Em meio a trabalhadores, donas de casa e estudantes apressados e suados, a cobradora do circular 940 cantava baixinho enquanto devolvia o troco à passageira que passava pela catraca.

Com seus quase trinta anos, negra, com os cabelos presos num coque muito bem feito e uma sombra azul nos olhos, a cobradora abre um sorriso ao ver um senhor que acabara de entrar no ônibus.

– Alô, Seu Valdemar! Só passeando, hein? – disse, enquanto voltava-se para outra passageira que esperava o troco.
– E você só trabalhando, né? – responde o senhor.

Acompanho a movimentação dos passageiros que vão descer no próximo ponto. É aquele perto da Santa Casa. O primeiro dos três pontos do Centro. Depois que passa por ele, o ônibus segue mais vazio.

– Só trabalhando, Seu Valdemar. – e o sorriso some – Ei, Genilson! – grita, dirigindo-se ao motorista – Pera aí que a mulher vai descer! Essa aí – volta-se ao Seu Valdemar – trabalha um monte também.

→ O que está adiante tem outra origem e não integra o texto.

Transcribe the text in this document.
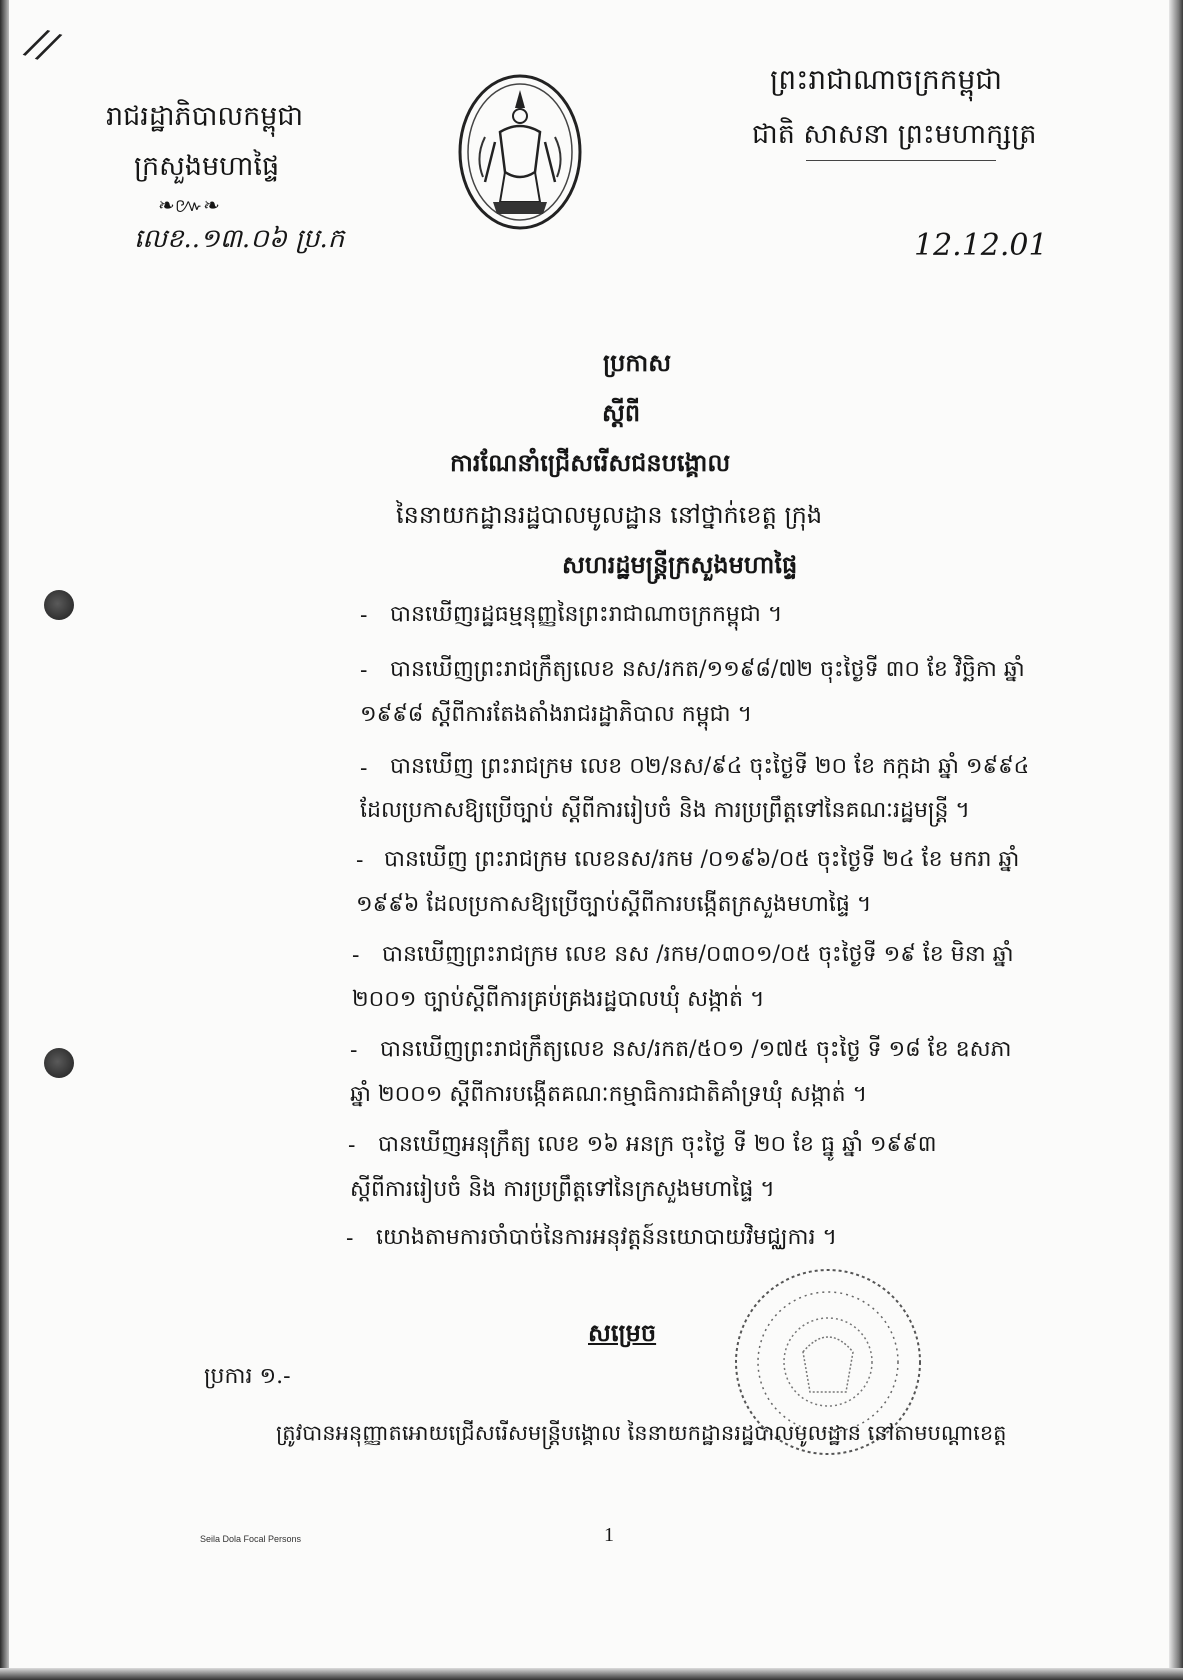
//
រាជរដ្ឋាភិបាលកម្ពុជា
ក្រសួងមហាផ្ទៃ
❧៚❧
លេខ..១៣.០៦ ប្រ.ក
ព្រះរាជាណាចក្រកម្ពុជា
ជាតិ សាសនា ព្រះមហាក្សត្រ
12.12.01
ប្រកាស
ស្តីពី
ការណែនាំជ្រើសរើសជនបង្គោល
នៃនាយកដ្ឋានរដ្ឋបាលមូលដ្ឋាន នៅថ្នាក់ខេត្ត ក្រុង
សហរដ្ឋមន្ត្រីក្រសួងមហាផ្ទៃ
- បានឃើញរដ្ឋធម្មនុញ្ញនៃព្រះរាជាណាចក្រកម្ពុជា ។
- បានឃើញព្រះរាជក្រឹត្យលេខ នស/រកត/១១៩៨/៧២ ចុះថ្ងៃទី ៣០ ខែ វិច្ឆិកា ឆ្នាំ
១៩៩៨ ស្តីពីការតែងតាំងរាជរដ្ឋាភិបាល កម្ពុជា ។
- បានឃើញ ព្រះរាជក្រម លេខ ០២/នស/៩៤ ចុះថ្ងៃទី ២០ ខែ កក្កដា ឆ្នាំ ១៩៩៤
ដែលប្រកាសឱ្យប្រើច្បាប់ ស្តីពីការរៀបចំ និង ការប្រព្រឹត្តទៅនៃគណៈរដ្ឋមន្ត្រី ។
- បានឃើញ ព្រះរាជក្រម លេខនស/រកម /០១៩៦/០៥ ចុះថ្ងៃទី ២៤ ខែ មករា ឆ្នាំ
១៩៩៦ ដែលប្រកាសឱ្យប្រើច្បាប់ស្តីពីការបង្កើតក្រសួងមហាផ្ទៃ ។
- បានឃើញព្រះរាជក្រម លេខ នស /រកម/០៣០១/០៥ ចុះថ្ងៃទី ១៩ ខែ មិនា ឆ្នាំ
២០០១ ច្បាប់ស្តីពីការគ្រប់គ្រងរដ្ឋបាលឃុំ សង្កាត់ ។
- បានឃើញព្រះរាជក្រឹត្យលេខ នស/រកត/៥០១ /១៧៥ ចុះថ្ងៃ ទី ១៨ ខែ ឧសភា
ឆ្នាំ ២០០១ ស្តីពីការបង្កើតគណៈកម្មាធិការជាតិគាំទ្រឃុំ សង្កាត់ ។
- បានឃើញអនុក្រឹត្យ លេខ ១៦ អនក្រ ចុះថ្ងៃ ទី ២០ ខែ ធ្នូ ឆ្នាំ ១៩៩៣
ស្តីពីការរៀបចំ និង ការប្រព្រឹត្តទៅនៃក្រសួងមហាផ្ទៃ ។
- យោងតាមការចាំបាច់នៃការអនុវត្តន៍នយោបាយវិមជ្ឈការ ។
សម្រេច
ប្រការ ១.-
ត្រូវបានអនុញ្ញាតអោយជ្រើសរើសមន្ត្រីបង្គោល នៃនាយកដ្ឋានរដ្ឋបាលមូលដ្ឋាន នៅតាមបណ្តាខេត្ត
Seila Dola Focal Persons	1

No hospital, não é, minha filha? – pergunta à senhora que está prestes a descer. Ela concorda. – Vai trabalhar em paz, querida.

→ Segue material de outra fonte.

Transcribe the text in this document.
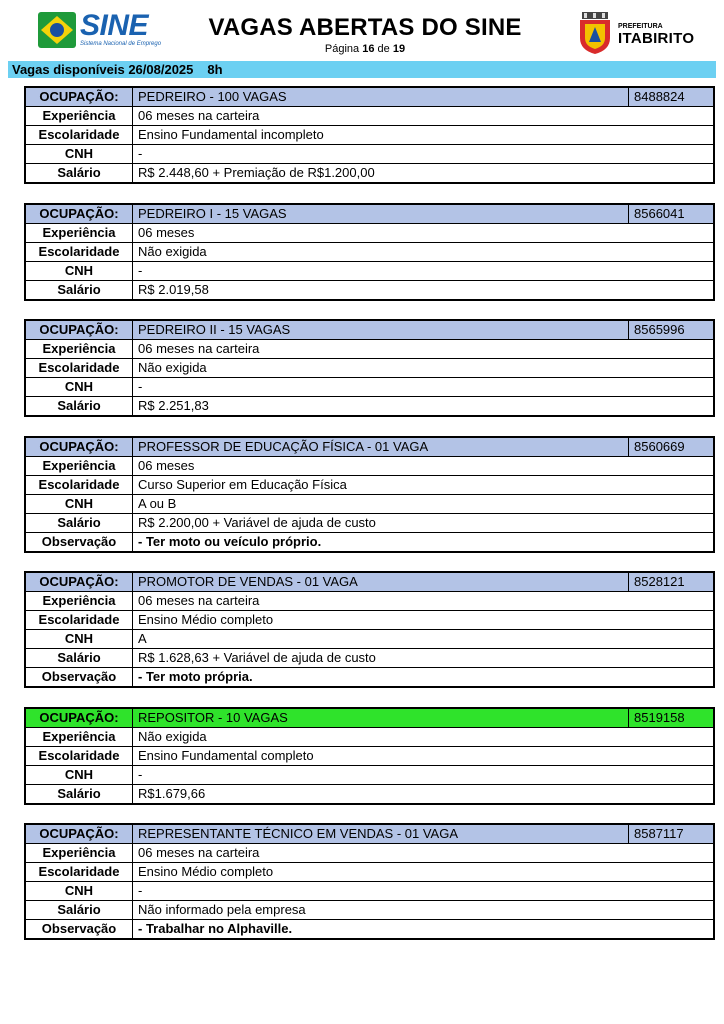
SINE
Sistema Nacional de Emprego
VAGAS ABERTAS DO SINE
Página 16 de 19
PREFEITURA
ITABIRITO
Vagas disponíveis 26/08/2025 8h
OCUPAÇÃO:	PEDREIRO - 100 VAGAS	8488824
Experiência	06 meses na carteira	
Escolaridade	Ensino Fundamental incompleto	
CNH	-	
Salário	R$ 2.448,60 + Premiação de R$1.200,00	
OCUPAÇÃO:	PEDREIRO I - 15 VAGAS	8566041
Experiência	06 meses	
Escolaridade	Não exigida	
CNH	-	
Salário	R$ 2.019,58	
OCUPAÇÃO:	PEDREIRO II - 15 VAGAS	8565996
Experiência	06 meses na carteira	
Escolaridade	Não exigida	
CNH	-	
Salário	R$ 2.251,83	
OCUPAÇÃO:	PROFESSOR DE EDUCAÇÃO FÍSICA - 01 VAGA	8560669
Experiência	06 meses	
Escolaridade	Curso Superior em Educação Física	
CNH	A ou B	
Salário	R$ 2.200,00 + Variável de ajuda de custo	
Observação	- Ter moto ou veículo próprio.	
OCUPAÇÃO:	PROMOTOR DE VENDAS - 01 VAGA	8528121
Experiência	06 meses na carteira	
Escolaridade	Ensino Médio completo	
CNH	A	
Salário	R$ 1.628,63 + Variável de ajuda de custo	
Observação	- Ter moto própria.	
OCUPAÇÃO:	REPOSITOR - 10 VAGAS	8519158
Experiência	Não exigida	
Escolaridade	Ensino Fundamental completo	
CNH	-	
Salário	R$1.679,66	
OCUPAÇÃO:	REPRESENTANTE TÉCNICO EM VENDAS - 01 VAGA	8587117
Experiência	06 meses na carteira	
Escolaridade	Ensino Médio completo	
CNH	-	
Salário	Não informado pela empresa	
Observação	- Trabalhar no Alphaville.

Genilson continua pela Rua Nunes Machado. O próximo ponto é perto da Casa da Cultura da cidade.

– No próximo ponto é pá dividi! Metade desce pra lá – apontando a porta dos fundos – e metade desce pra cá! – pela porta do meio.

Não seguro a risada e vejo que o sorriso volta ao rosto da cobradora. Não consigo ver seu nome no crachá que está pendurado em sua camisa azul. Ela lidera os passageiros, o motorista e o dinheiro. Toma conta de tudo, como a mãe que corre atrás de seus filhos de um lado para o outro.

Quando chega ao segundo ponto, os passageiros não se dividem entre as duas portas e acabam se espremendo na porta do meio, o que tira um suspiro da cobradora.

O meu ponto é o próximo. Agora o ônibus tem poucas pessoas. A maioria delas vai descer no terminal. Puxo a corda e a campainha toca. Despeço-me com um sorriso tímido e ela corresponde, levando os cantos da boca até a orelha e exibindo seus dentes branquíssimos.